Before I learnt how to use a DSLR to make images I used see photographers go down while taking photographs. And I used to wonder why. Once I started learning the ropes I realised that there is a science behind it. And I now understand that there are atleast 3 reasons why they would do so.
Firstly, focal plane. Every photo that one takes has one plane of sharpness that is parallel to the sensor. Keeping this plane as parallel to the subject as possible will result in sharpness in the important parts of the subject – eyes & large portions of the body. For a subject as small as a bird on the ground, this is possible only when you go down to its level. When you shoot standing up, the plane of the sensor and that of the bird will invariably be at an angle to each other and that will mean loss of sharpness in some part of the subject.

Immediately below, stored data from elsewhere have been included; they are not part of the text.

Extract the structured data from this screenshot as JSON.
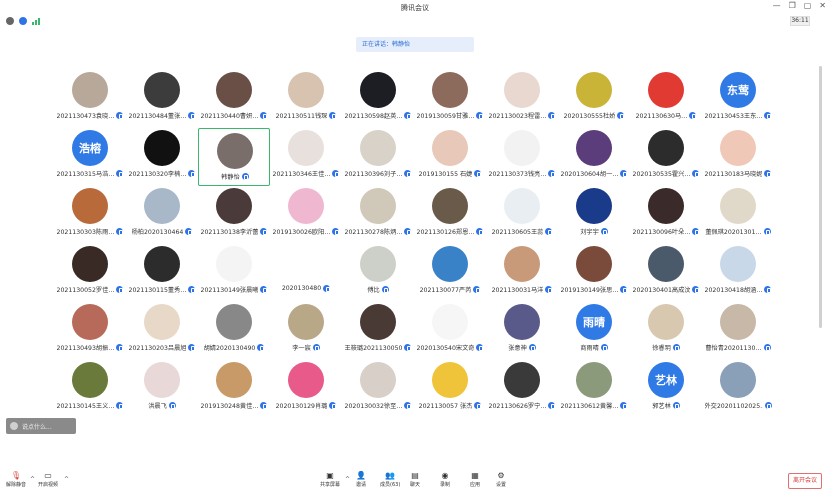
{
  "window": {
    "title": "腾讯会议",
    "timer": "36:11",
    "ctrl_min": "—",
    "ctrl_restore": "❐",
    "ctrl_full": "▢",
    "ctrl_close": "✕"
  },
  "banner": {
    "speaking": "正在讲话：韩静怡"
  },
  "toast": {
    "text": "说点什么..."
  },
  "participants": [
    {
      "name": "2021130473袁晓…",
      "color": "#b8a89a"
    },
    {
      "name": "2021130484董张…",
      "color": "#3c3c3c"
    },
    {
      "name": "2021130440曹妍…",
      "color": "#6a4f46"
    },
    {
      "name": "2021130511钱琛",
      "color": "#d8c2b0"
    },
    {
      "name": "2021130598赵英…",
      "color": "#1d1d24"
    },
    {
      "name": "2019130059甘雅…",
      "color": "#8c6a5c"
    },
    {
      "name": "2021130023程雷…",
      "color": "#e8d8d0"
    },
    {
      "name": "2020130555杜娇",
      "color": "#c9b437"
    },
    {
      "name": "2021130630马…",
      "color": "#e03a32"
    },
    {
      "name": "2021130453王东…",
      "color": "#2f7ae5",
      "text": "东莺"
    },
    {
      "name": "2021130315马浩…",
      "color": "#2f7ae5",
      "text": "浩榕"
    },
    {
      "name": "2021130320李楠…",
      "color": "#111111"
    },
    {
      "name": "韩静怡",
      "color": "#7a6e6a",
      "active": true
    },
    {
      "name": "2021130346王佳…",
      "color": "#e8e0dc"
    },
    {
      "name": "2021130396刘子…",
      "color": "#d9d2c8"
    },
    {
      "name": "2019130155 石婕",
      "color": "#e8c8b8"
    },
    {
      "name": "2021130373钱亮…",
      "color": "#f2f2f2"
    },
    {
      "name": "2020130604胡一…",
      "color": "#5a3d7a"
    },
    {
      "name": "2020130535霍兴…",
      "color": "#2c2c2c"
    },
    {
      "name": "2021130183马晓妮",
      "color": "#f0c8b8"
    },
    {
      "name": "2021130303陈雨…",
      "color": "#b86a3a"
    },
    {
      "name": "杨柏2020130464",
      "color": "#a8b8c8"
    },
    {
      "name": "2021130138李沂蕾",
      "color": "#4a3a3a"
    },
    {
      "name": "2019130026欧阳…",
      "color": "#f0b8d0"
    },
    {
      "name": "2021130278陈炳…",
      "color": "#d0c8b8"
    },
    {
      "name": "2021130126郑恩…",
      "color": "#6a5a4a"
    },
    {
      "name": "2021130605王蕊",
      "color": "#e8eef2"
    },
    {
      "name": "刘宇宇",
      "color": "#1a3a8a"
    },
    {
      "name": "2021130096叶朵…",
      "color": "#3a2a2a"
    },
    {
      "name": "董佩琪20201301…",
      "color": "#e0d8c8"
    },
    {
      "name": "2021130052罗佳…",
      "color": "#3a2a26"
    },
    {
      "name": "2021130115董秀…",
      "color": "#2c2c2c"
    },
    {
      "name": "2021130149张晨曦",
      "color": "#f4f4f4"
    },
    {
      "name": "2020130480",
      "color": "#ffffff"
    },
    {
      "name": "傅比",
      "color": "#ccd0c8"
    },
    {
      "name": "2021130077严芮",
      "color": "#3a82c8"
    },
    {
      "name": "2021130031马洋",
      "color": "#c89a7a"
    },
    {
      "name": "2019130149张思…",
      "color": "#7a4a3a"
    },
    {
      "name": "2020130401高成汶",
      "color": "#4a5a6a"
    },
    {
      "name": "2020130418胡涵…",
      "color": "#c8d8e8"
    },
    {
      "name": "2021130493胡振…",
      "color": "#b86a5a"
    },
    {
      "name": "2021130203吕晨旭",
      "color": "#e8d8c8"
    },
    {
      "name": "胡婧2020130490",
      "color": "#888888"
    },
    {
      "name": "李一宸",
      "color": "#b8a888"
    },
    {
      "name": "王筱璐2021130050",
      "color": "#4a3a36"
    },
    {
      "name": "2020130540宋文奇",
      "color": "#f6f6f6"
    },
    {
      "name": "张意神",
      "color": "#5a5a8a"
    },
    {
      "name": "商雨晴",
      "color": "#2f7ae5",
      "text": "雨晴"
    },
    {
      "name": "徐睿玥",
      "color": "#d8c8b0"
    },
    {
      "name": "曹怡青20201130…",
      "color": "#c8b8a8"
    },
    {
      "name": "2021130145王义…",
      "color": "#6a7a3a"
    },
    {
      "name": "洪晨飞",
      "color": "#e8d8d8"
    },
    {
      "name": "2019130248黄佳…",
      "color": "#c89a68"
    },
    {
      "name": "2020130129肖璐",
      "color": "#e85a8a"
    },
    {
      "name": "2020130032徐至…",
      "color": "#d8d0c8"
    },
    {
      "name": "2021130057 张杰",
      "color": "#f0c43a"
    },
    {
      "name": "2021130626罗宁…",
      "color": "#3a3a3a"
    },
    {
      "name": "2021130612黄馨…",
      "color": "#8a9a7a"
    },
    {
      "name": "郭艺林",
      "color": "#2f7ae5",
      "text": "艺林"
    },
    {
      "name": "外交20201102025…",
      "color": "#8aa0b8"
    }
  ],
  "toolbar": {
    "mute": "解除静音",
    "video": "开启视频",
    "share": "共享屏幕",
    "invite": "邀请",
    "members": "成员(63)",
    "chat": "聊天",
    "record": "录制",
    "apps": "应用",
    "settings": "设置",
    "leave": "离开会议"
  }
}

Secondly, background. A couple of things I learnt in a basics of photography workshop that I had enrolled for a few years back were the importance of the background and the concept of depth of field. One of the elements of getting a shallow depth of field (sharp subjects which stand out against an out of focus background – which usually makes for good images in bird photography) is the distance between the subject and the background. The longer the distance, the shallower the background and this makes for a more striking image. When you are shooting a bird on the ground standing up (or even from a vehicle), there is hardly any distance between the bird and the background (unless the ground falls off behind the subject). However, if you go down on the ground and shoot prone, then you increase the distance between the subject and the background. And this creates the opportunity of making shallow depth of field images.
Thirdly, perspective. When you shoot a bird on the ground while standing up, you are seeing the bird from your own perspective and from your height. In effect you are looking down on the subject. Getting down to the eye-level of the subject helps us visualise the world from the view-angle of the subject. Making it a more intimate picture and therefore more pleasing to the eye.

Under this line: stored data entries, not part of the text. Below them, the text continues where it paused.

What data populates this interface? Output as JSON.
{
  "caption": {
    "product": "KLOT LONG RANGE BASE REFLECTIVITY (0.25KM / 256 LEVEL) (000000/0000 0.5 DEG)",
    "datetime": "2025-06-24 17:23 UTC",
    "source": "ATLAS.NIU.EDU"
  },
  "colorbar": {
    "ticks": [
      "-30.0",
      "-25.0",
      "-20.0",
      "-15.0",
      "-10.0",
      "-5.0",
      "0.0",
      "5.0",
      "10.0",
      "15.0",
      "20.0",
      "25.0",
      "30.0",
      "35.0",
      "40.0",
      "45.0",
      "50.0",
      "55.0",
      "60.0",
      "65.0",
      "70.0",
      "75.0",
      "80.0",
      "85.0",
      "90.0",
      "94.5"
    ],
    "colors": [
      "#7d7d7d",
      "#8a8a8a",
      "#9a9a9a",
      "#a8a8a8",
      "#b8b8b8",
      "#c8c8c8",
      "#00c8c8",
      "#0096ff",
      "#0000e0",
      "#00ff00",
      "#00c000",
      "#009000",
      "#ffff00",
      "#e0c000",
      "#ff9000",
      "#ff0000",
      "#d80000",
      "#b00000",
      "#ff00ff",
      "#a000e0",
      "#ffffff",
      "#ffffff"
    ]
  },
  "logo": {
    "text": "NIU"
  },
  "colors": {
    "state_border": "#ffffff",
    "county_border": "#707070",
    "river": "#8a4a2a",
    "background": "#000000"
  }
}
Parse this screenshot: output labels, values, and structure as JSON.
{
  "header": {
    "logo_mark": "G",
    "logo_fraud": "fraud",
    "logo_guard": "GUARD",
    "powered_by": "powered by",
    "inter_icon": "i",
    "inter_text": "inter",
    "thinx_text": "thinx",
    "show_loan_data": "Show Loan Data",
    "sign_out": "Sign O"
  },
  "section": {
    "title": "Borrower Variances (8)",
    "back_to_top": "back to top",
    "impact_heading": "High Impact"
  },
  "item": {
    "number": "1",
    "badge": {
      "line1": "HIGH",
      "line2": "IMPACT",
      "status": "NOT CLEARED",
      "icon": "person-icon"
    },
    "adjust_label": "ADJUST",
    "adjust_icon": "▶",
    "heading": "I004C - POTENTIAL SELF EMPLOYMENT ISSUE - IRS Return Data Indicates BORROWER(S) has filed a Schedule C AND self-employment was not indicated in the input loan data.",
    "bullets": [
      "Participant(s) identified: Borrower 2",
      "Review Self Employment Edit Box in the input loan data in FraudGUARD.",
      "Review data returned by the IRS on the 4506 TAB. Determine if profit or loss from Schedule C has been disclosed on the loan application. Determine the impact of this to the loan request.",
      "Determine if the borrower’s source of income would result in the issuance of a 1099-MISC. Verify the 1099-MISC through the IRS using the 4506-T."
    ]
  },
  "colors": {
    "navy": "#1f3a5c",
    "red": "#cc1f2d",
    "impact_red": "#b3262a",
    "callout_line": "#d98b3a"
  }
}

Two caveats though. One, unfortunately it is not easy to practise this all the time. Alighting from the safari vehicles inside most national parks is not allowed – let alone lying flat on the ground. However, wherever it is possible, it is important to try and practise this so that it becomes a habit. The same principle applies when you are shooting a bird in a water body – try and get low and shoot as close as possible to the level of the water. Two, getting out of a vehicle, is bound to spook the subject and it may take off. So, it is important that the approach is not direct. Get off from the side of the vehicle that is away from the bird and use the vehicle as a cover while trying manoeuver into position. Importantly, warn your co-passengers about your intent to do so.
The two images below illustrate the impact. They were shot in the Little Rann of Kutch a couple of years back and are actually successive frames of the same subject, separated by about 90 seconds. We were following this Peregrine Falcon (a juvenile or a sub-adult) when it perched on these flat stones on the ground.
The 1st image (on the left) was clicked just as we approached the bird and switched off the engine. I realised that the bird may give us a few minutes here and decided to climb down from the vehicle and try and get a few shots at the ground level. I alerted my companions on the vehicle to my intent and quietly got off, lay low on the ground and keeping the vehicle between the Peregrine and me crawled toward the back of the vehicle. I stopped short of breaching the cover of the vehicle, set-up my camera (I was using a Nikon D7000 with a 600mm lens) on a bean bag and clicked the 2nd image (the one on the right) from under the chassis of the vehicle.
The difference between the images is stark. What makes the subject pop out of the second image is the background. And if you observe it carefully you can discern a slight pinkish hue in the horizon caused by a completely out-of-focus flock of flamingos miles away in the distance.
The second image inherently appeals to me way more than the first one. What do you think?